We study constraints on additional $Z'$ bosons predicted in the supersymmetric (SUSY) $E_6$ models by using the updated results of electroweak experiments -- $Z$-pole experiments, $m_W$ measurements and low-energy neutral current (LENC) experiments. We find that the effects of $Z$-$Z'$ mixing are parametrized by (i) a tree-level contribution to the $T$-parameter, (ii) the effective $Z$-$Z'$ mass mixing angle $\xibar$. In addition, the effect of the direct exchange of the heavier mass eigenstate $Z_2$ in the LENC processes is parametrized by (iii) a contact term $\contact$. We give the theoretical predictions for the observables in the electroweak experiments together with the standard model radiative corrections.

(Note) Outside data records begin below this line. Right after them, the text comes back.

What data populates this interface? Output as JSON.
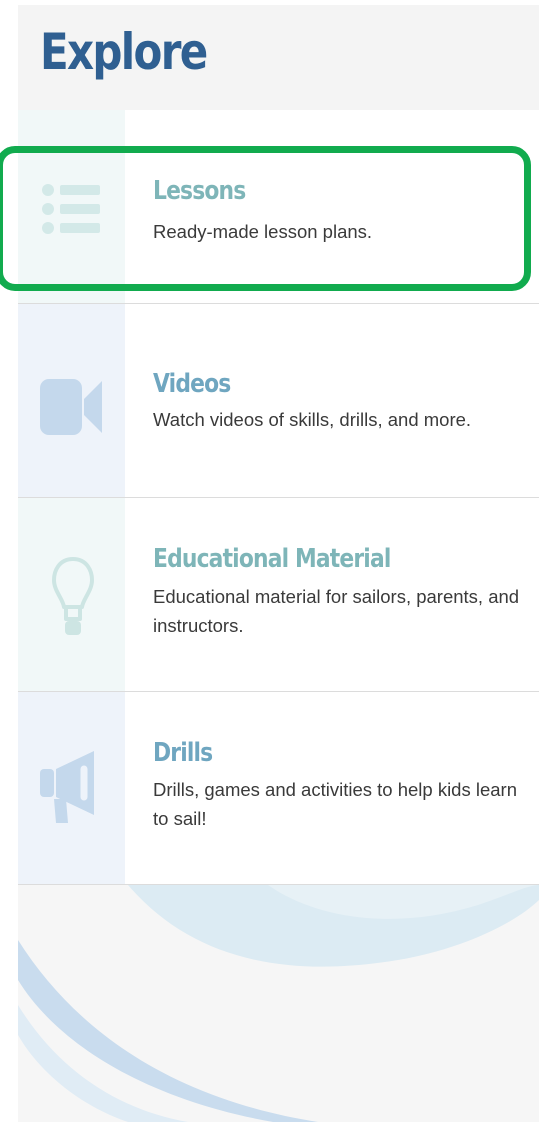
{
  "header": {
    "title": "Explore"
  },
  "items": [
    {
      "title": "Lessons",
      "description": "Ready-made lesson plans.",
      "icon": "list-icon"
    },
    {
      "title": "Videos",
      "description": "Watch videos of skills, drills, and more.",
      "icon": "video-camera-icon"
    },
    {
      "title": "Educational Material",
      "description": "Educational material for sailors, parents, and instructors.",
      "icon": "lightbulb-icon"
    },
    {
      "title": "Drills",
      "description": "Drills, games and activities to help kids learn to sail!",
      "icon": "megaphone-icon"
    }
  ],
  "highlight": {
    "color": "#11ab4e",
    "target": "Lessons"
  },
  "colors": {
    "title": "#2f5f91",
    "item_title": "#7eb5b8",
    "item_title_alt": "#6fa6c0"
  }
}
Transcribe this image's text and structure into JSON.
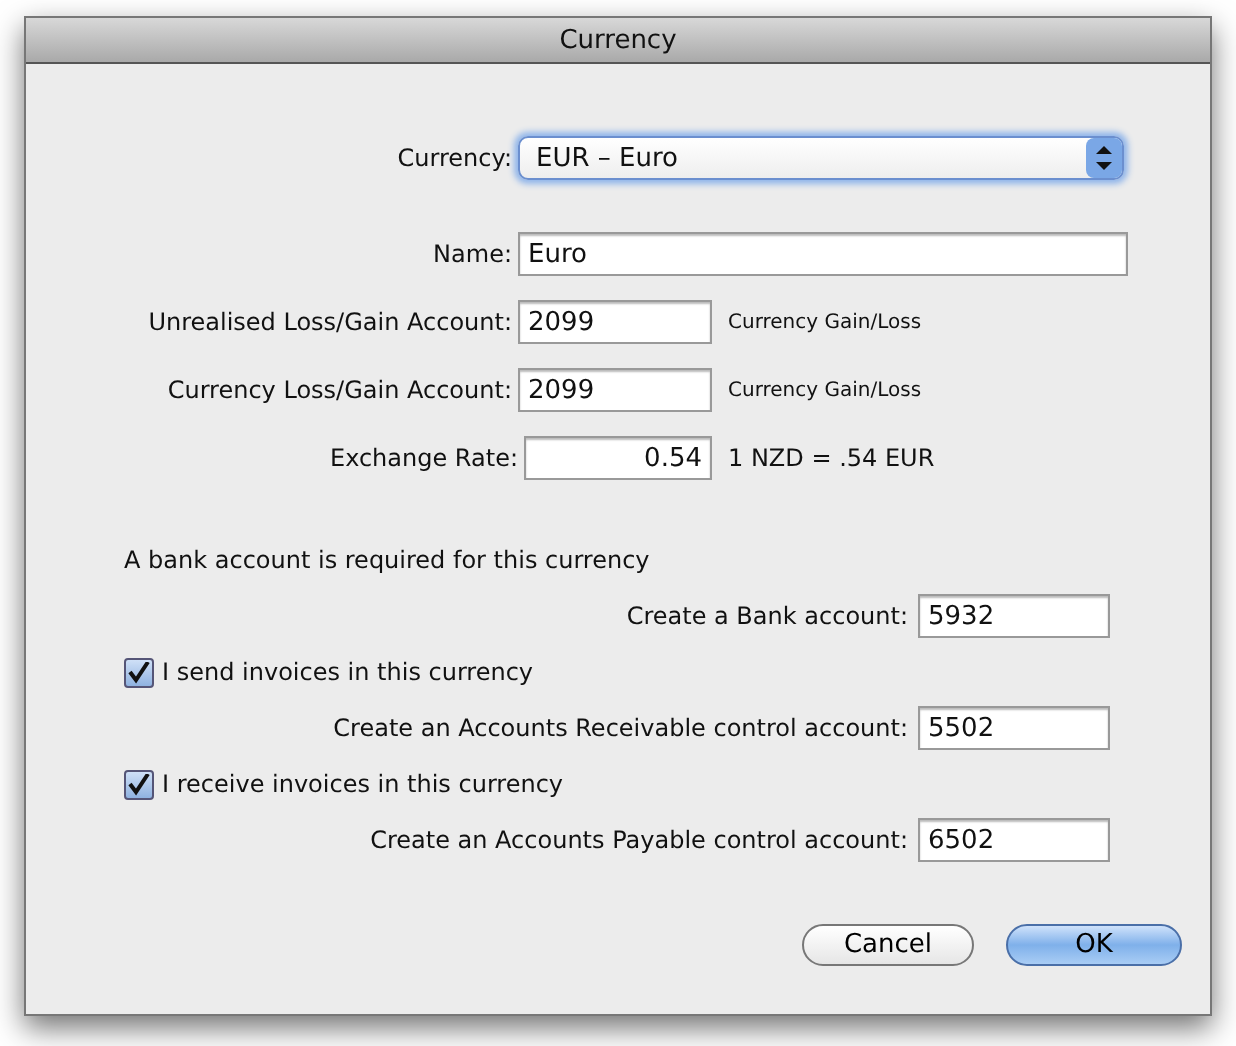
{
  "window": {
    "title": "Currency"
  },
  "currency_select": {
    "label": "Currency:",
    "value": "EUR – Euro"
  },
  "fields": [
    {
      "kind": "wide",
      "label": "Name:",
      "value": "Euro"
    },
    {
      "kind": "short",
      "label": "Unrealised Loss/Gain Account:",
      "value": "2099",
      "note": "Currency Gain/Loss"
    },
    {
      "kind": "short",
      "label": "Currency Loss/Gain Account:",
      "value": "2099",
      "note": "Currency Gain/Loss"
    },
    {
      "kind": "number",
      "label": "Exchange Rate:",
      "value": "0.54",
      "note": "1 NZD = .54 EUR"
    }
  ],
  "bank": {
    "notice": "A bank account is required for this currency",
    "label": "Create a Bank account:",
    "value": "5932"
  },
  "options": [
    {
      "label": "I send invoices in this currency",
      "checked": true,
      "account_label": "Create an Accounts Receivable control account:",
      "account_value": "5502"
    },
    {
      "label": "I receive invoices in this currency",
      "checked": true,
      "account_label": "Create an Accounts Payable control account:",
      "account_value": "6502"
    }
  ],
  "buttons": [
    {
      "label": "Cancel",
      "default": false
    },
    {
      "label": "OK",
      "default": true
    }
  ]
}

Constraints on $T_{\rm new}$ and $\xibar$ from the $Z$-pole and $m_W$ experiments and those on $\contact$ from the LENC experiments are separately shown. Impacts of the kinetic mixing between the ${\rm U(1)}_Y$ and ${\rm U(1)'}$ gauge bosons on the $\chi^2$-analysis are studied. We show the 95% CL lower mass limit of $Z_2$ as a function of the effective $Z$-$Z'$ mixing parameter $\zeta$, a combination of the mass and kinetic mixings. Theoretical prediction on $\zeta$ and $g_E$ is found for the $\chi, \psi, \eta$ and $\nu$ models by assuming the minimal particle content of the SUSY $E_6$ models. In a certain region of the parameter space, the $Z_2$ boson mass in the detectable range of LHC is still allowed.